Khan al Ahmar – Abu al Helu is home to 181 people, 53 per cent of whom are children and 95 per cent of whom are Palestine refugees registered with UNRWA. The community is one of dozens of herding communities in Area C of the West Bank that the UN views as being at risk of forcible transfer due to a coercive environment generated by Israeli practices and policies, including plans to move the communities from their current locations.

Though the residents of Khan al Ahmar – Abu al Helu have been present in the area since their displacement from southern Israel in the 1950s, the Israeli authorities are insisting that the community move to a designated relocation site, known as “Jabal West”. For years, the residents have insisted on their right to return to their original lands in southern Israel and, until this occurs, asked for international support to stay in their current location.

International humanitarian law (IHL) requires an occupying power to protect the population of the territory that it occupies, ensure its welfare and wellbeing, as well as the respect for its human rights.
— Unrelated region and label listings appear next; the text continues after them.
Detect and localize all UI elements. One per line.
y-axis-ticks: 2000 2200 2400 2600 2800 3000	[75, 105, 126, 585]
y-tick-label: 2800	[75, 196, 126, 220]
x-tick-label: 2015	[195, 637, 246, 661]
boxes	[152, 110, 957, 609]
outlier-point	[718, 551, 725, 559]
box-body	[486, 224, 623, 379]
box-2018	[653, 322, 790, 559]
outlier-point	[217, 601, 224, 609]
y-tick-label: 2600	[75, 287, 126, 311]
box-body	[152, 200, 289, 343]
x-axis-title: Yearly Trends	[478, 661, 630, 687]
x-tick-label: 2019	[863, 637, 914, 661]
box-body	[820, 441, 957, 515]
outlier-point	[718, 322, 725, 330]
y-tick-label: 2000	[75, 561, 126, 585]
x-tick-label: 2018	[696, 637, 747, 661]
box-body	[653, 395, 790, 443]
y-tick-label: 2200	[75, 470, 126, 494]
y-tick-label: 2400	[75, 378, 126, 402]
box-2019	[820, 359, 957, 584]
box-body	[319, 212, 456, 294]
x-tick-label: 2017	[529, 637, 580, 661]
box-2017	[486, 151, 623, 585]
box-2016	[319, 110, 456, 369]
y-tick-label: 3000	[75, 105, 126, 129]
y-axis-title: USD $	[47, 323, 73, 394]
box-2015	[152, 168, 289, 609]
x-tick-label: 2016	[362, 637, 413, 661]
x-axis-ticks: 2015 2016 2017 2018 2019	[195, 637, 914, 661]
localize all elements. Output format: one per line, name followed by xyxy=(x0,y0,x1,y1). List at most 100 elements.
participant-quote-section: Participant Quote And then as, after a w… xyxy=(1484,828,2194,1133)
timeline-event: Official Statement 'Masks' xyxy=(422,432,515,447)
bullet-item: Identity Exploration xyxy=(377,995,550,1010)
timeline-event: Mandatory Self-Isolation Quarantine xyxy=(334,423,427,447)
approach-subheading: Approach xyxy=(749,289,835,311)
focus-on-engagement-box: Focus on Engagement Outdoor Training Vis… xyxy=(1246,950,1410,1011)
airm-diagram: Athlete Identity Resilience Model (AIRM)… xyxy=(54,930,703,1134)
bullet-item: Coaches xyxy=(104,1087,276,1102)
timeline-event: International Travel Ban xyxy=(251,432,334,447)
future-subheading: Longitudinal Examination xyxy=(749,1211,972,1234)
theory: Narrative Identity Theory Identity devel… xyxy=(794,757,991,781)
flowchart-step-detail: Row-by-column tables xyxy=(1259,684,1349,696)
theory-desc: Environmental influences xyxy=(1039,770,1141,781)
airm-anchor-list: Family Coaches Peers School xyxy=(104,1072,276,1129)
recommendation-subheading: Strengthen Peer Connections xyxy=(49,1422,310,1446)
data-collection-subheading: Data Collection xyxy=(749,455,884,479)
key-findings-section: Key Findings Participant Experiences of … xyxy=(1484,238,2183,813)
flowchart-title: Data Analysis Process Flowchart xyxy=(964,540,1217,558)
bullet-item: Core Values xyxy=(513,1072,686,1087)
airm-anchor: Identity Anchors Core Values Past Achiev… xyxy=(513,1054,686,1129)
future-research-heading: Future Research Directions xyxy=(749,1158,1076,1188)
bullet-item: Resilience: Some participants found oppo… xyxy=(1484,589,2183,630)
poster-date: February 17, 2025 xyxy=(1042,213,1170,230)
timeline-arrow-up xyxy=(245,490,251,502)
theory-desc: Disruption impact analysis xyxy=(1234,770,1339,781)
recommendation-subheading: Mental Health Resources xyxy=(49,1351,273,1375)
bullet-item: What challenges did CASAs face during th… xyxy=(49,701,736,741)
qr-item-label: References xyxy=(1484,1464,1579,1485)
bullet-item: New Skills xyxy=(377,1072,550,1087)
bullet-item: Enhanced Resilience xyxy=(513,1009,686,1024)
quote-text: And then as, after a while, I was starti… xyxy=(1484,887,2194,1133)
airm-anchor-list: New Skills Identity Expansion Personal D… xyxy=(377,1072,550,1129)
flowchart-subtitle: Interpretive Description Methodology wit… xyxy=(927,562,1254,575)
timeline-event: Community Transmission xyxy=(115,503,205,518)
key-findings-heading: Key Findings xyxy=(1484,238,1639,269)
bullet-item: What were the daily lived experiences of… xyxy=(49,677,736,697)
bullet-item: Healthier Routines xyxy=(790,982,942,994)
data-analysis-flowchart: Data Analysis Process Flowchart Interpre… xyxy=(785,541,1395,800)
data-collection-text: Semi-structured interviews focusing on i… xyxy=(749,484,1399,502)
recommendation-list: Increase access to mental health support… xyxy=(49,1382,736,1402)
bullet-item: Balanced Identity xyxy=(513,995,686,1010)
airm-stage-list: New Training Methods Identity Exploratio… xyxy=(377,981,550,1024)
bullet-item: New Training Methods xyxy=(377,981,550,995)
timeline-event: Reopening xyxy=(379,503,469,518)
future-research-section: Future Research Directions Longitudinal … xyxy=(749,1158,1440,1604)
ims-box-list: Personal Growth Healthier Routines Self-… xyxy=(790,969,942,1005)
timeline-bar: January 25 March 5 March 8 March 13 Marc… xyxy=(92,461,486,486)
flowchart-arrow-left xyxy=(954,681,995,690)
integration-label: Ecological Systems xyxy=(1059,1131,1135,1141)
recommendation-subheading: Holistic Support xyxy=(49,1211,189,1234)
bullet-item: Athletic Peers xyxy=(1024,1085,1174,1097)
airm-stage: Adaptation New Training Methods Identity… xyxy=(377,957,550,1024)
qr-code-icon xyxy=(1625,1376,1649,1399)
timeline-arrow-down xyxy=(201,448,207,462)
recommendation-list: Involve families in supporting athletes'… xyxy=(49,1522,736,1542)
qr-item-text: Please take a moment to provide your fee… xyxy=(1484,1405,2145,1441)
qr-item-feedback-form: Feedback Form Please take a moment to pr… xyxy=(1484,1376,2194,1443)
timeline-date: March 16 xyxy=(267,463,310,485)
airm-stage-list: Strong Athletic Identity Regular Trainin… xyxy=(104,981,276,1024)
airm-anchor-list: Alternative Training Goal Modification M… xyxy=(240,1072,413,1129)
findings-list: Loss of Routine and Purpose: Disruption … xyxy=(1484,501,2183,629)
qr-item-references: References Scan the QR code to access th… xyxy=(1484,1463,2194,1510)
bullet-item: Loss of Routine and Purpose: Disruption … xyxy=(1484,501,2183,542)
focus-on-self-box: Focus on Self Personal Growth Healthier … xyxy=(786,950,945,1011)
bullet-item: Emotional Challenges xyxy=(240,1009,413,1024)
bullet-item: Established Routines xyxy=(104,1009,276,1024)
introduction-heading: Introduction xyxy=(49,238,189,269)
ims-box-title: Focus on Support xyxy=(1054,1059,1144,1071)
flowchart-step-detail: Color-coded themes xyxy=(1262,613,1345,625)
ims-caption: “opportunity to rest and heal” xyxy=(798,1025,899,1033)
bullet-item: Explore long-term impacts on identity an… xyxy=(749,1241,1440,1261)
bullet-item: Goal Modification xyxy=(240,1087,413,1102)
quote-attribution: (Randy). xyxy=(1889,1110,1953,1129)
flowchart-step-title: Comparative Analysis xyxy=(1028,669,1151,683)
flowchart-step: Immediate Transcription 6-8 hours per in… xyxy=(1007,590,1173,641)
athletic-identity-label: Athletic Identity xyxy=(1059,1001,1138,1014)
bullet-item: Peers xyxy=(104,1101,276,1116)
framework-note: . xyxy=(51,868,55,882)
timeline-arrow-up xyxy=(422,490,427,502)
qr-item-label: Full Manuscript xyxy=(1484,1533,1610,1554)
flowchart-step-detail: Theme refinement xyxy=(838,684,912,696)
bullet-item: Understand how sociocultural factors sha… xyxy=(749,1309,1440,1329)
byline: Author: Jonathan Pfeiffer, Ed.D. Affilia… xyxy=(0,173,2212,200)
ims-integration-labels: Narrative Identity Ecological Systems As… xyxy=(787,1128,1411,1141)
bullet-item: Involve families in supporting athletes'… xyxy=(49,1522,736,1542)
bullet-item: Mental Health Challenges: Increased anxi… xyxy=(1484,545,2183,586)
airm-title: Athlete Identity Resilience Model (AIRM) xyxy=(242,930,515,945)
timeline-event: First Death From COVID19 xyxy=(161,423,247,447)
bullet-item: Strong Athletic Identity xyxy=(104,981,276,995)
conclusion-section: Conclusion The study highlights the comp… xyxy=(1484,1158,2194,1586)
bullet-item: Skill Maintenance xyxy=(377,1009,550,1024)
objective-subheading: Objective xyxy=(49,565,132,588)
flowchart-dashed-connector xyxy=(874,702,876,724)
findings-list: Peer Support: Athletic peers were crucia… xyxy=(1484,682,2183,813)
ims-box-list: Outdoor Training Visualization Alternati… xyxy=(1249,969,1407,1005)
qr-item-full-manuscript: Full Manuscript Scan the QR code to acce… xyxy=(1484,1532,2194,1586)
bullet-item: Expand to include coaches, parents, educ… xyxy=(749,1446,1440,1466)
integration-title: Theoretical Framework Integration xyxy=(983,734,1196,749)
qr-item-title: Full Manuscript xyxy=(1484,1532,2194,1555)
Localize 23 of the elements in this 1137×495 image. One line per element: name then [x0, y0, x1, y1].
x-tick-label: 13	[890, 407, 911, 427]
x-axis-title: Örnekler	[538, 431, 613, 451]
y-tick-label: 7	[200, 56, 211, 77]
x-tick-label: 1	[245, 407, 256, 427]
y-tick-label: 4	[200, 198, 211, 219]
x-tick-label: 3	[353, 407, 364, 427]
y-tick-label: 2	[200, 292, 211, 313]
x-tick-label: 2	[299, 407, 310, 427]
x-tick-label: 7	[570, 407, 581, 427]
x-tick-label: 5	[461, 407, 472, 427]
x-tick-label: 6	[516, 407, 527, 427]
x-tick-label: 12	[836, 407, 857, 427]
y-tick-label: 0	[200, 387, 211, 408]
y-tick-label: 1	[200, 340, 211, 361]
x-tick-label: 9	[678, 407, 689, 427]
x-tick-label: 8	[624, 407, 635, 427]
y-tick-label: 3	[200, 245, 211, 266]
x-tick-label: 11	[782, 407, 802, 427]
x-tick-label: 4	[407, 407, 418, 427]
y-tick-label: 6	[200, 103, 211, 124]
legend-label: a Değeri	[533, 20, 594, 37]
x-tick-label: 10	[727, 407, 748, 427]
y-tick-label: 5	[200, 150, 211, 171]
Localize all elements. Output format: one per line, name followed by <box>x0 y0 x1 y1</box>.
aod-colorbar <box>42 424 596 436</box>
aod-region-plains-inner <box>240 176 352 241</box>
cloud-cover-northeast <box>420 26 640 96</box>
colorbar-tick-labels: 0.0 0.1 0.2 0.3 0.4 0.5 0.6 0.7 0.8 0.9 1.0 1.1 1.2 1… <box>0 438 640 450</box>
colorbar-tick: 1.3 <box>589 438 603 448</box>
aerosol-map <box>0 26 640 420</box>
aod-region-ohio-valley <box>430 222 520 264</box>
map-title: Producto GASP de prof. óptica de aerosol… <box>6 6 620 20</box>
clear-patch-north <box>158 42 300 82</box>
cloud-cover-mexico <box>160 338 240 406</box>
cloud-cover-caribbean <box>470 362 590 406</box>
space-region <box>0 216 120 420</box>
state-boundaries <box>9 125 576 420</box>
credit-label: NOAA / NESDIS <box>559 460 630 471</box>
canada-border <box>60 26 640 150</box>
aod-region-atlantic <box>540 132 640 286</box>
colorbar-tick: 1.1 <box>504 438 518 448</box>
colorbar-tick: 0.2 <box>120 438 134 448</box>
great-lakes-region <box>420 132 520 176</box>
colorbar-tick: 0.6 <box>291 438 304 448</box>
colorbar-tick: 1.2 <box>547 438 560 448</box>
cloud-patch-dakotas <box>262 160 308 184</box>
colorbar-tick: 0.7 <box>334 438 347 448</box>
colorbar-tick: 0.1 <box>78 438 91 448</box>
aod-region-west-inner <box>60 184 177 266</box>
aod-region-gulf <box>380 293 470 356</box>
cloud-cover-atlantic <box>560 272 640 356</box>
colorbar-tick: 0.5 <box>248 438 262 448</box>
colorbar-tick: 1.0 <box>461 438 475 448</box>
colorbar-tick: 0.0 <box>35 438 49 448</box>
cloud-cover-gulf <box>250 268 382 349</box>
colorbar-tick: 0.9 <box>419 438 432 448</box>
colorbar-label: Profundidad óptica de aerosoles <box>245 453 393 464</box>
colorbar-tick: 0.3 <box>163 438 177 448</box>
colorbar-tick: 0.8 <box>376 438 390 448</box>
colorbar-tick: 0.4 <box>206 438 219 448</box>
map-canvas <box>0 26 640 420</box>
Any destruction of property by the occupying power is prohibited, except when rendered absolutely necessary by military operations, which is not relevant in the West Bank where there are currently no active hostilities. The extensive demolition of property is a grave breach of the Fourth Geneva Convention and may amount to a war crime. Other than for the security of the population or imperative military reasons, IHL further prohibits the transfer of the population of an occupied territory without the genuinely and fully informed consent of the affected people, regardless of the motive. Consent is not considered genuine in an environment marked by the use or threat of physical force, coercion, fear of violence or duress. In the absence of such consent, the transfer is forcible and constitutes a grave breach of the Fourth Geneva Convention.